Khleif Ayyat

Personal information
- Full name: Khleif Ayyat Al-Issa
- National team: Jordan
- Born: December 1, 1929 Mafraq, Jordan
- Died: September 5, 2022 (aged 92)
- Height: 167 cm (5 ft 6 in)
- Weight: 59 kg (130 lb)

Sport
- Country: Jordan
- Sport: Shooting

= Khleif Ayyat =

Jordanian sports shooter (1929–2022)

Khalif Ayyat Al-Issa (خليف عياط العيسى; December 1, 1929 – September 5, 2022) was a Jordanian Olympic sports shooter. He won the World Military Shooting Championship in 1979. He represented Jordan at the 1980 Summer Olympics in Moscow. Ayyat died on September 5, 2022, at the age of 92.

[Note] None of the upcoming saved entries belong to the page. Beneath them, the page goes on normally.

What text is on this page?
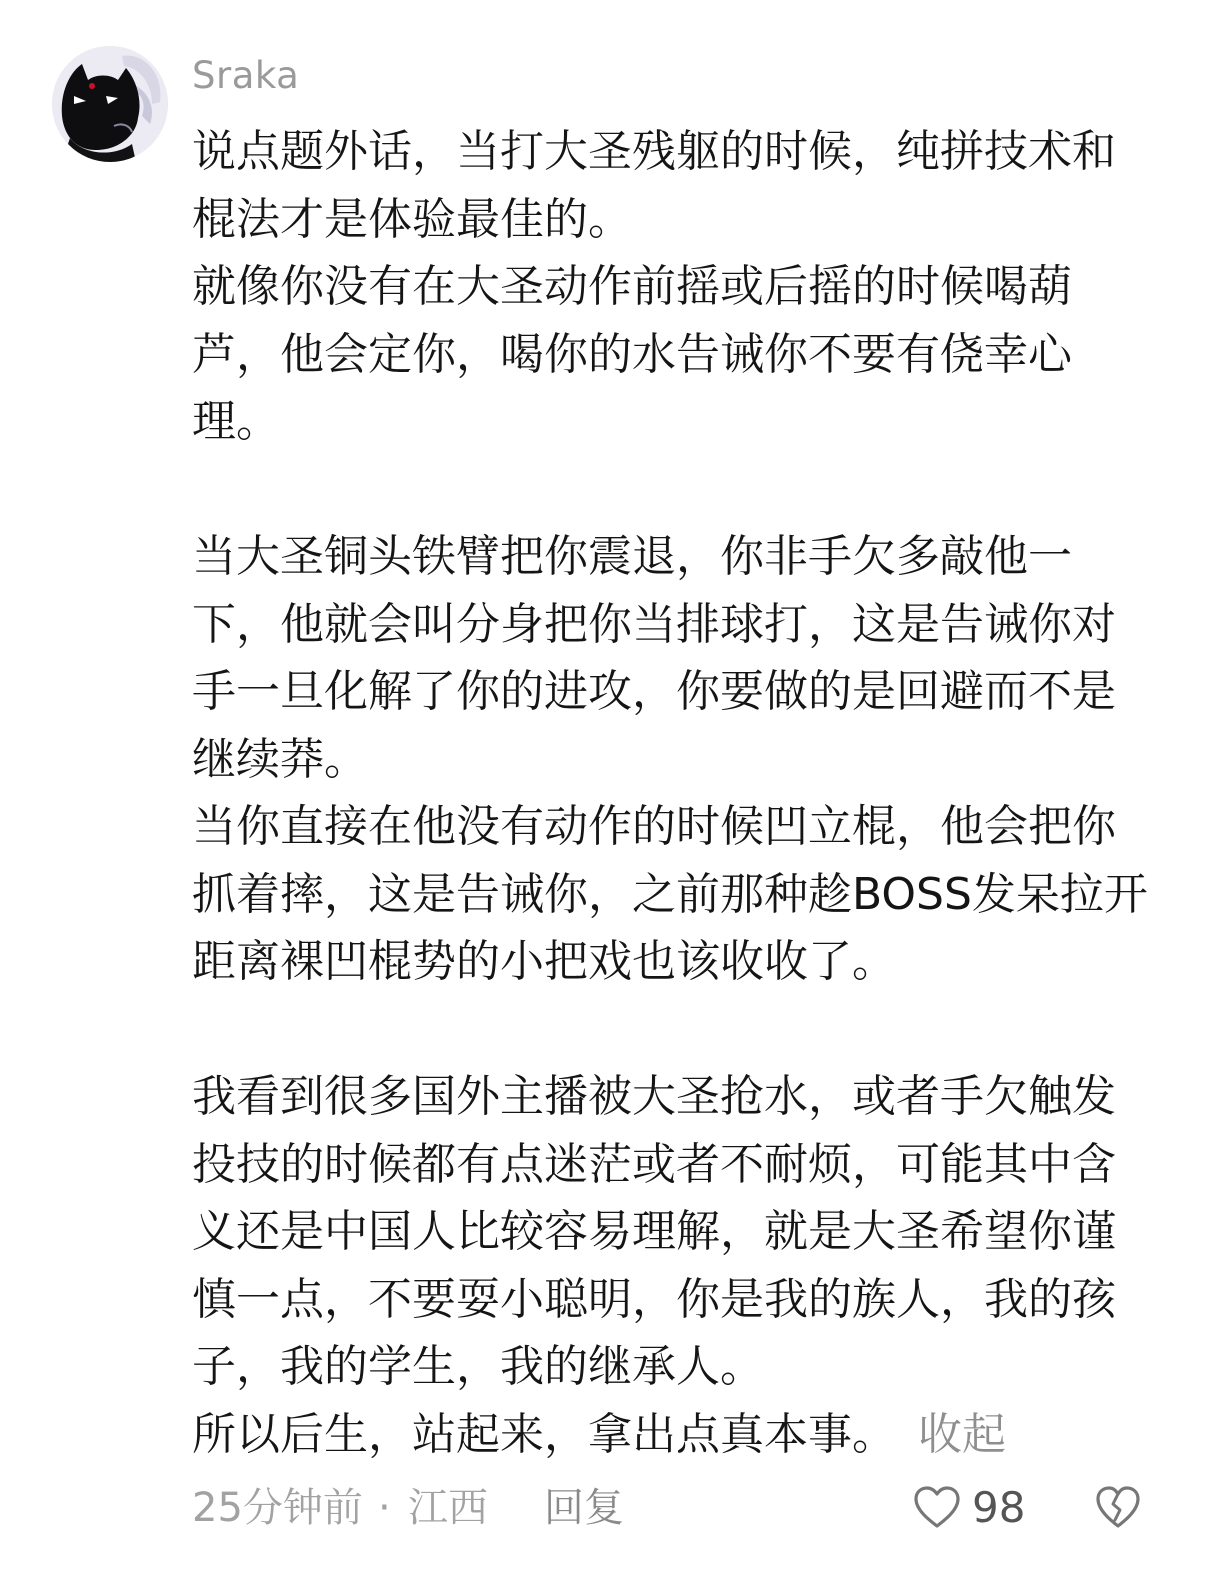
Sraka

说点题外话，当打大圣残躯的时候，纯拼技术和棍法才是体验最佳的。

就像你没有在大圣动作前摇或后摇的时候喝葫芦，他会定你，喝你的水告诫你不要有侥幸心理。

当大圣铜头铁臂把你震退，你非手欠多敲他一下，他就会叫分身把你当排球打，这是告诫你对手一旦化解了你的进攻，你要做的是回避而不是继续莽。

当你直接在他没有动作的时候凹立棍，他会把你抓着摔，这是告诫你，之前那种趁BOSS发呆拉开距离裸凹棍势的小把戏也该收收了。

我看到很多国外主播被大圣抢水，或者手欠触发投技的时候都有点迷茫或者不耐烦，可能其中含义还是中国人比较容易理解，就是大圣希望你谨慎一点，不要耍小聪明，你是我的族人，我的孩子，我的学生，我的继承人。

所以后生，站起来，拿出点真本事。 收起

25分钟前 · 江西 回复	98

He worked in the army from 1947 to 1984. He took part in the 1948 and 1967 wars. At the end of his caree his rank was lieutenant colonel. During his career he worked for years for the Military Sports Federation. He is described as “veteran pioneer” in his country.

==Olympic participation==
===Moscow 1980===
Khleif was the oldest participant for Jordan in that tournament aged 50 years and 235 days by the start of the tournament. He competed in both mixed 50 metre rifle prone and mixed 50 metre rifle three positions events.

Mixed 50 metre rifle prone

he finished 32nd out of 56 competitor.

| Rank | Shooter | Total |
|---|---|---|
| 32T | Khleif Ayyat (JOR) | 591 |

- Mixed 50 metre rifle three positions

he finished 32nd out of 39 competitor.